In Angelopoulus v. Lazarus PA Inc., the Superior Court upheld a determination that placing a person in "handcuffs is not a per se violation of the Retail Theft Act so long as the handcuffs are used to accomplish one or more of the enumerated justifications of a detention." 884 A.2d 255, 260 (Pa.Super.Ct. 2005). In that case, a woman had eaten chocolates from an opened box on a store display thinking that they might be free samples. Id. at 257. A store employee witnessed her eat the chocolates, and asked her to accompany her to the loss prevention office. Id. Once inside, the plaintiff was handcuffed to a table, asked for personal identification, and her person and belongings were searched. Id. The trial court found that the detention was reasonable, and the store was entitled to immunity under the statute. Id. at 260. However, the store continued to detain the woman after this point, and its later actions were not entitled to immunity under Retail Theft Act.

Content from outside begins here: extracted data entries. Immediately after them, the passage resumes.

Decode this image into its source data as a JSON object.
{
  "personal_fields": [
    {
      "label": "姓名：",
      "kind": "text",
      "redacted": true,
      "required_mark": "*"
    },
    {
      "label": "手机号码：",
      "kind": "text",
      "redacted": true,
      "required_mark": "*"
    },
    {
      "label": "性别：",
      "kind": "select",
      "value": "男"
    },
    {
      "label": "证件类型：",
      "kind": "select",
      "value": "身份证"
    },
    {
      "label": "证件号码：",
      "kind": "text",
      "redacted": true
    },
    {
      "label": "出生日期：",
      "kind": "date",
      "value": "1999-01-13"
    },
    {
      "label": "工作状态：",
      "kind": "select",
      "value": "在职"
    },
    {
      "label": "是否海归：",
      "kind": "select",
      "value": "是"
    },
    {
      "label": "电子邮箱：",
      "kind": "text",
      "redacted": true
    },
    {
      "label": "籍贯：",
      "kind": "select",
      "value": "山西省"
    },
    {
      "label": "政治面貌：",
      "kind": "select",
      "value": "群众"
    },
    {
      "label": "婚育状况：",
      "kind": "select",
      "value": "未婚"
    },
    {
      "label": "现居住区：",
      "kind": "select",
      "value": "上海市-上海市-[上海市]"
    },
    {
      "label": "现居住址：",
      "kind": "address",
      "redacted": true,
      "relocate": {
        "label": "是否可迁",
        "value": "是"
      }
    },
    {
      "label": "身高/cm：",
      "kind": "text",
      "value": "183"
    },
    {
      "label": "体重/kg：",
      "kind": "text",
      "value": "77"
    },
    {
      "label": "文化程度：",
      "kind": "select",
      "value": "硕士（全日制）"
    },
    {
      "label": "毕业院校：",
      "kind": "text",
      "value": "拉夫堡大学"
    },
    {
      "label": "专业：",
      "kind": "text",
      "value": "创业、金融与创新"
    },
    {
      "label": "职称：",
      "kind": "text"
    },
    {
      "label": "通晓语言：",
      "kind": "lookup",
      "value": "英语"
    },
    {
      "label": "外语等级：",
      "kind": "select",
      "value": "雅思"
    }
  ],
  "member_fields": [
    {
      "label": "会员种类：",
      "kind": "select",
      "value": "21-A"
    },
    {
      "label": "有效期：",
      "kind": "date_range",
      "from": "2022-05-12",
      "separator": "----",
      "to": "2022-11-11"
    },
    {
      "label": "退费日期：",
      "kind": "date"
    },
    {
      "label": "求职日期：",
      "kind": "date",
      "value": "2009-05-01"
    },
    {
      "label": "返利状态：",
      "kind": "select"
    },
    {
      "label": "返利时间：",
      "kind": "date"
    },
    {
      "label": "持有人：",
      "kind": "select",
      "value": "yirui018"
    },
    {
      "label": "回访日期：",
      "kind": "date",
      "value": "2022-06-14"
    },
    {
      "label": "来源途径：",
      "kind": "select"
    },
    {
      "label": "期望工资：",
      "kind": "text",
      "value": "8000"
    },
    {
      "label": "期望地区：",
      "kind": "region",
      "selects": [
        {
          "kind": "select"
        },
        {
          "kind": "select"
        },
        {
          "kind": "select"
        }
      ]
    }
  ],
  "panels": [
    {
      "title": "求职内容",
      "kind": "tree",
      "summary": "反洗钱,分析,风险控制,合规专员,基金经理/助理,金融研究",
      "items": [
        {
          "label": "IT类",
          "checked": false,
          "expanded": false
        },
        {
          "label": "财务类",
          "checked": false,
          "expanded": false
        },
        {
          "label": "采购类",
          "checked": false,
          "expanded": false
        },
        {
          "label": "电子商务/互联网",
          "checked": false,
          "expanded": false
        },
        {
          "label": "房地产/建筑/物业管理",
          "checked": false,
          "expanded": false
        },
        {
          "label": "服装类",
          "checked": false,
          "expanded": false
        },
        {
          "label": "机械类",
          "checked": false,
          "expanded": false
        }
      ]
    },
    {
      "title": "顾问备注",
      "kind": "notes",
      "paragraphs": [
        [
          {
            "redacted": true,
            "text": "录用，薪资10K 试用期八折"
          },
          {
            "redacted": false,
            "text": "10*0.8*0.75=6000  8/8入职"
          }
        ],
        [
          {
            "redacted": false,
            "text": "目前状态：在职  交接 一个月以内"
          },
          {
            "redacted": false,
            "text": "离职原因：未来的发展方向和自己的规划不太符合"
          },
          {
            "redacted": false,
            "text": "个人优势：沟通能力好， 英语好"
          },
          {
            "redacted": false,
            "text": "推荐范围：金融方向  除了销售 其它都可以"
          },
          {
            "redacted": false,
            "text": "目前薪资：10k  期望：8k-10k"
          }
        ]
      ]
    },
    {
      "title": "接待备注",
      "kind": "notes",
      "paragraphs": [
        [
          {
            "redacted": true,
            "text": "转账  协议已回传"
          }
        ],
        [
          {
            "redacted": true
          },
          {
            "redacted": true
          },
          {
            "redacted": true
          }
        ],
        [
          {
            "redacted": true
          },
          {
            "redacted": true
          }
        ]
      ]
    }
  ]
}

The detention Ferdinand was subjected to was not as serious as the detention in Angelopoulus, which the Superior Court found reasonable. Hanton's action in grabbing Ferdinand's hand to stop her from leaving with store merchandise was much less intrusive that being handcuffed to a table. Thus, this Court finds that the detention at issue in this action was for a reasonable time and in a reasonable manner. Consequently, the Defendants are entitled to immunity from civil liability as expressed in 18 Pa. Cons. Stat. Ann. § 3929(d). Summary judgment is granted in favor of both Defendants on all counts contained in the Complaint.
An appropriate Order follows.
ORDER
AND NOW, this 14th day of April, 2008, upon consideration of Defendant Save-A-Lot/Supervalu's Motion for Summary Judgment pursuant to Fed.R.Civ.P. 56 (Doc. No. 16), and the responses and reply thereto, it is hereby ORDERED that the Motion is GRANTED in regard to all Defendants.